Broker rules base wash sales on identical positions, per account. Taxpayer rules base wash sales on substantially identical positions, across all accounts, including IRAs. A broker does not calculate a wash sale on Apple equity vs. Apple options because they are not identical symbols, but taxpayers must do so because they are substantially identical positions.
With education, traders can avoid wash sale losses. That is better than ignoring taxpayer rules and playing the audit lottery with the IRS.
2. Messing up Form 8949 cost-basis reporting:
The IRS requires reporting each securities trade on Form 8949 with the description, dates acquired and sold, proceeds, cost basis, code, adjustments, and gain or loss.
The primary adjustment is for wash sales. Other cost-basis adjustments include corporate actions (stock splits and reinvested dividends), inherited positions, gifts, and transfers from other accounts. Taxpayers often use incorrect amounts for these items.
There is one scenario where a taxpayer can solely rely on a 1099-B and skip filing Form 8949 by entering 1099-B amounts on Schedule D: when the taxpayer has only one brokerage account and trades equities only with no trading in equity options, which are substantially identical positions. Plus, the taxpayer must not have any wash sale loss or other adjustments.
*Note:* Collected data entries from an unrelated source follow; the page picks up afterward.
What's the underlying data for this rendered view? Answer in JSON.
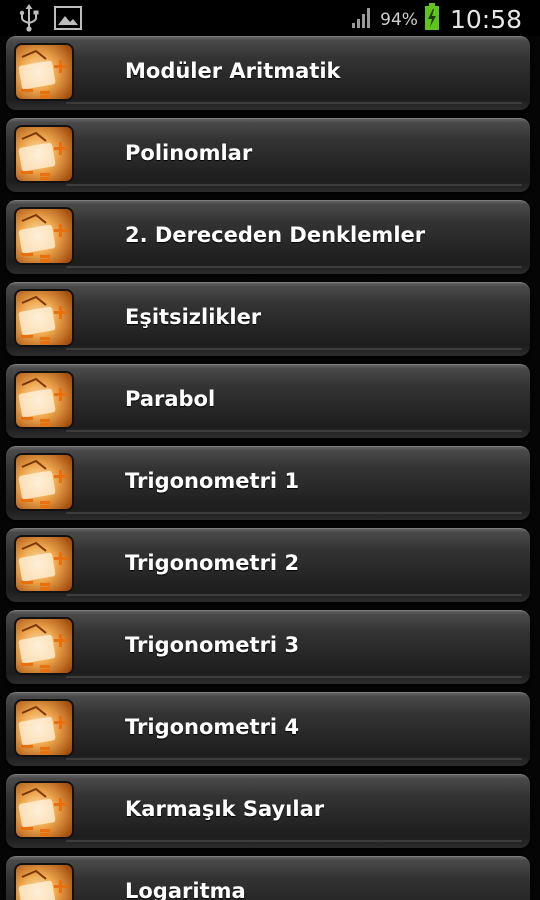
{
  "status_bar": {
    "left_icons": [
      "usb-icon",
      "image-icon"
    ],
    "battery_percent": "94%",
    "time": "10:58",
    "colors": {
      "battery_fill": "#5fc31c",
      "text": "#e6e6e6"
    }
  },
  "menu": {
    "item_icon": "math-book-icon",
    "items": [
      {
        "label": "Modüler Aritmatik"
      },
      {
        "label": "Polinomlar"
      },
      {
        "label": "2. Dereceden Denklemler"
      },
      {
        "label": "Eşitsizlikler"
      },
      {
        "label": "Parabol"
      },
      {
        "label": "Trigonometri 1"
      },
      {
        "label": "Trigonometri 2"
      },
      {
        "label": "Trigonometri 3"
      },
      {
        "label": "Trigonometri 4"
      },
      {
        "label": "Karmaşık Sayılar"
      },
      {
        "label": "Logaritma"
      }
    ]
  },
  "colors": {
    "background": "#050505",
    "item_gradient_top": "#4a4a4a",
    "item_gradient_bottom": "#1d1d1d",
    "label": "#ffffff",
    "icon_orange": "#e98a2a"
  }
}
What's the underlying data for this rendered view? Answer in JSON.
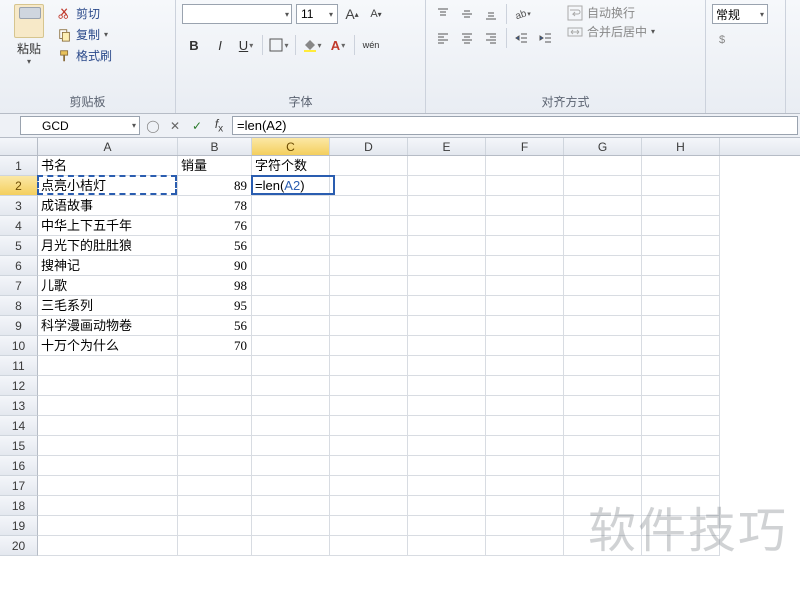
{
  "ribbon": {
    "paste_label": "粘贴",
    "cut_label": "剪切",
    "copy_label": "复制",
    "format_painter_label": "格式刷",
    "clipboard_title": "剪贴板",
    "font_size": "11",
    "bold": "B",
    "italic": "I",
    "underline": "U",
    "font_title": "字体",
    "wrap_label": "自动换行",
    "merge_label": "合并后居中",
    "align_title": "对齐方式",
    "number_format": "常规"
  },
  "formula_bar": {
    "name_box": "GCD",
    "formula": "=len(A2)"
  },
  "columns": [
    "A",
    "B",
    "C",
    "D",
    "E",
    "F",
    "G",
    "H"
  ],
  "col_widths": {
    "A": 140,
    "B": 74,
    "C": 78,
    "D": 78,
    "E": 78,
    "F": 78,
    "G": 78,
    "H": 78
  },
  "headers": {
    "A": "书名",
    "B": "销量",
    "C": "字符个数"
  },
  "rows": [
    {
      "A": "点亮小桔灯",
      "B": 89
    },
    {
      "A": "成语故事",
      "B": 78
    },
    {
      "A": "中华上下五千年",
      "B": 76
    },
    {
      "A": "月光下的肚肚狼",
      "B": 56
    },
    {
      "A": "搜神记",
      "B": 90
    },
    {
      "A": "儿歌",
      "B": 98
    },
    {
      "A": "三毛系列",
      "B": 95
    },
    {
      "A": "科学漫画动物卷",
      "B": 56
    },
    {
      "A": "十万个为什么",
      "B": 70
    }
  ],
  "total_rows": 20,
  "editing_cell": {
    "row": 2,
    "col": "C",
    "text_prefix": "=len(",
    "ref": "A2",
    "text_suffix": ")"
  },
  "marching_ants_cell": {
    "row": 2,
    "col": "A"
  },
  "watermark": "软件技巧"
}
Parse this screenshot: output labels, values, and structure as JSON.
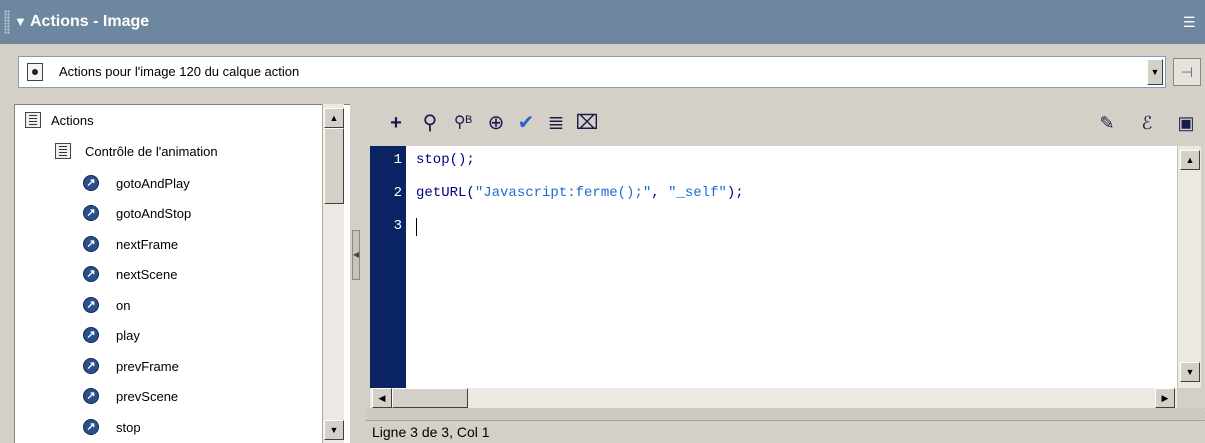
{
  "panel": {
    "title": "Actions - Image",
    "collapse_icon": "▼",
    "menu_icon": "☰"
  },
  "header": {
    "text": "Actions pour l'image 120 du calque action",
    "drop_icon": "▼",
    "pin_icon": "⊣"
  },
  "tree": {
    "root_label": "Actions",
    "category_label": "Contrôle de l'animation",
    "items": [
      "gotoAndPlay",
      "gotoAndStop",
      "nextFrame",
      "nextScene",
      "on",
      "play",
      "prevFrame",
      "prevScene",
      "stop"
    ]
  },
  "toolbar": {
    "icons": [
      "plus-icon",
      "find-icon",
      "replace-icon",
      "target-icon",
      "check-icon",
      "format-icon",
      "hint-icon",
      "reference-icon",
      "debug-icon",
      "view-options-icon"
    ]
  },
  "code": {
    "line_numbers": [
      "1",
      "2",
      "3"
    ],
    "line1": "stop();",
    "line2_pre": "getURL(",
    "line2_str1": "\"Javascript:ferme();\"",
    "line2_mid": ", ",
    "line2_str2": "\"_self\"",
    "line2_post": ");"
  },
  "status": {
    "text": "Ligne 3 de 3, Col 1"
  },
  "colors": {
    "titlebar": "#6d879f",
    "gutter": "#0a2463",
    "code": "#000080",
    "string": "#1d6bd6"
  }
}
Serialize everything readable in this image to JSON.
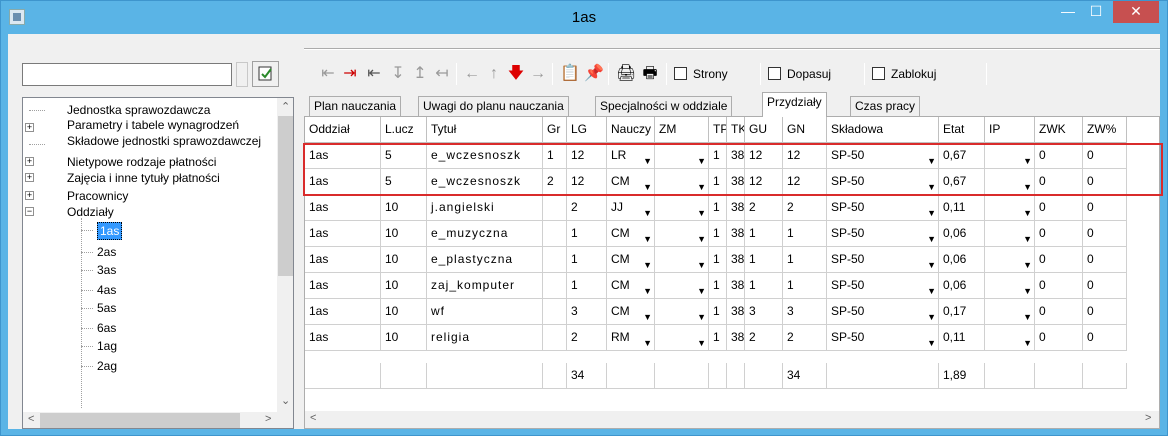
{
  "window": {
    "title": "1as"
  },
  "tree": {
    "items": [
      {
        "label": "Jednostka sprawozdawcza",
        "expand": ""
      },
      {
        "label": "Parametry i tabele wynagrodzeń",
        "expand": "+"
      },
      {
        "label": "Składowe jednostki sprawozdawczej",
        "expand": ""
      },
      {
        "label": "Nietypowe rodzaje płatności",
        "expand": "+"
      },
      {
        "label": "Zajęcia i inne tytuły płatności",
        "expand": "+"
      },
      {
        "label": "Pracownicy",
        "expand": "+"
      },
      {
        "label": "Oddziały",
        "expand": "−"
      }
    ],
    "children": [
      "1as",
      "2as",
      "3as",
      "4as",
      "5as",
      "6as",
      "1ag",
      "2ag"
    ]
  },
  "toolbar": {
    "checkboxes": [
      {
        "label": "Strony"
      },
      {
        "label": "Dopasuj"
      },
      {
        "label": "Zablokuj"
      }
    ]
  },
  "tabs": [
    {
      "label": "Plan nauczania"
    },
    {
      "label": "Uwagi do planu nauczania"
    },
    {
      "label": "Specjalności w oddziale"
    },
    {
      "label": "Przydziały"
    },
    {
      "label": "Czas pracy"
    }
  ],
  "grid": {
    "headers": [
      "Oddział",
      "L.ucz",
      "Tytuł",
      "Gr",
      "LG",
      "Nauczy",
      "ZM",
      "TP",
      "TK",
      "GU",
      "GN",
      "Składowa",
      "Etat",
      "IP",
      "ZWK",
      "ZW%"
    ],
    "rows": [
      [
        "1as",
        "5",
        "e_wczesnoszk",
        "1",
        "12",
        "LR",
        "",
        "1",
        "38",
        "12",
        "12",
        "SP-50",
        "0,67",
        "",
        "0",
        "0"
      ],
      [
        "1as",
        "5",
        "e_wczesnoszk",
        "2",
        "12",
        "CM",
        "",
        "1",
        "38",
        "12",
        "12",
        "SP-50",
        "0,67",
        "",
        "0",
        "0"
      ],
      [
        "1as",
        "10",
        "j.angielski",
        "",
        "2",
        "JJ",
        "",
        "1",
        "38",
        "2",
        "2",
        "SP-50",
        "0,11",
        "",
        "0",
        "0"
      ],
      [
        "1as",
        "10",
        "e_muzyczna",
        "",
        "1",
        "CM",
        "",
        "1",
        "38",
        "1",
        "1",
        "SP-50",
        "0,06",
        "",
        "0",
        "0"
      ],
      [
        "1as",
        "10",
        "e_plastyczna",
        "",
        "1",
        "CM",
        "",
        "1",
        "38",
        "1",
        "1",
        "SP-50",
        "0,06",
        "",
        "0",
        "0"
      ],
      [
        "1as",
        "10",
        "zaj_komputer",
        "",
        "1",
        "CM",
        "",
        "1",
        "38",
        "1",
        "1",
        "SP-50",
        "0,06",
        "",
        "0",
        "0"
      ],
      [
        "1as",
        "10",
        "wf",
        "",
        "3",
        "CM",
        "",
        "1",
        "38",
        "3",
        "3",
        "SP-50",
        "0,17",
        "",
        "0",
        "0"
      ],
      [
        "1as",
        "10",
        "religia",
        "",
        "2",
        "RM",
        "",
        "1",
        "38",
        "2",
        "2",
        "SP-50",
        "0,11",
        "",
        "0",
        "0"
      ]
    ],
    "totals": {
      "lg": "34",
      "gn": "34",
      "etat": "1,89"
    }
  }
}
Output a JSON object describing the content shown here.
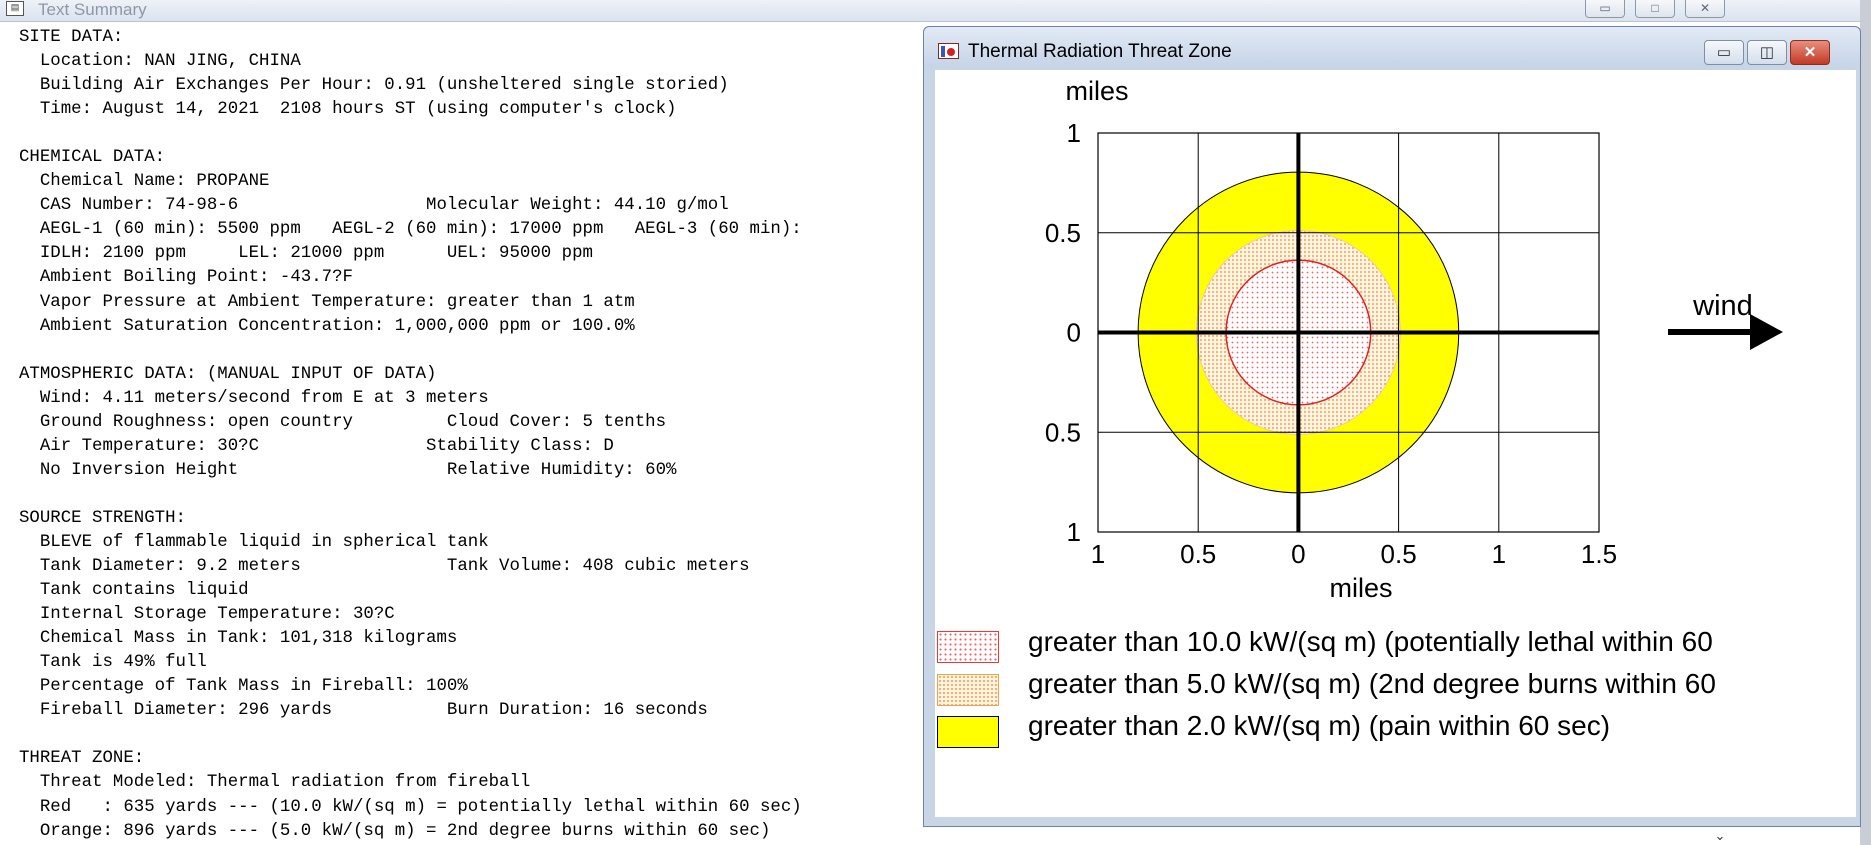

However, if you trade options and equities, which are substantially identical positions, and/or you have multiple brokerage accounts, including IRAs, then you need trade accounting software that’s compliant with Section 1091 to generate Form 8949. Most software available through brokerage websites are not compliant with taxpayer rules in Section 1091. Download the original trade history from your broker’s website into a compliant program to generate Form 8949 or Form 4797 with Section 475.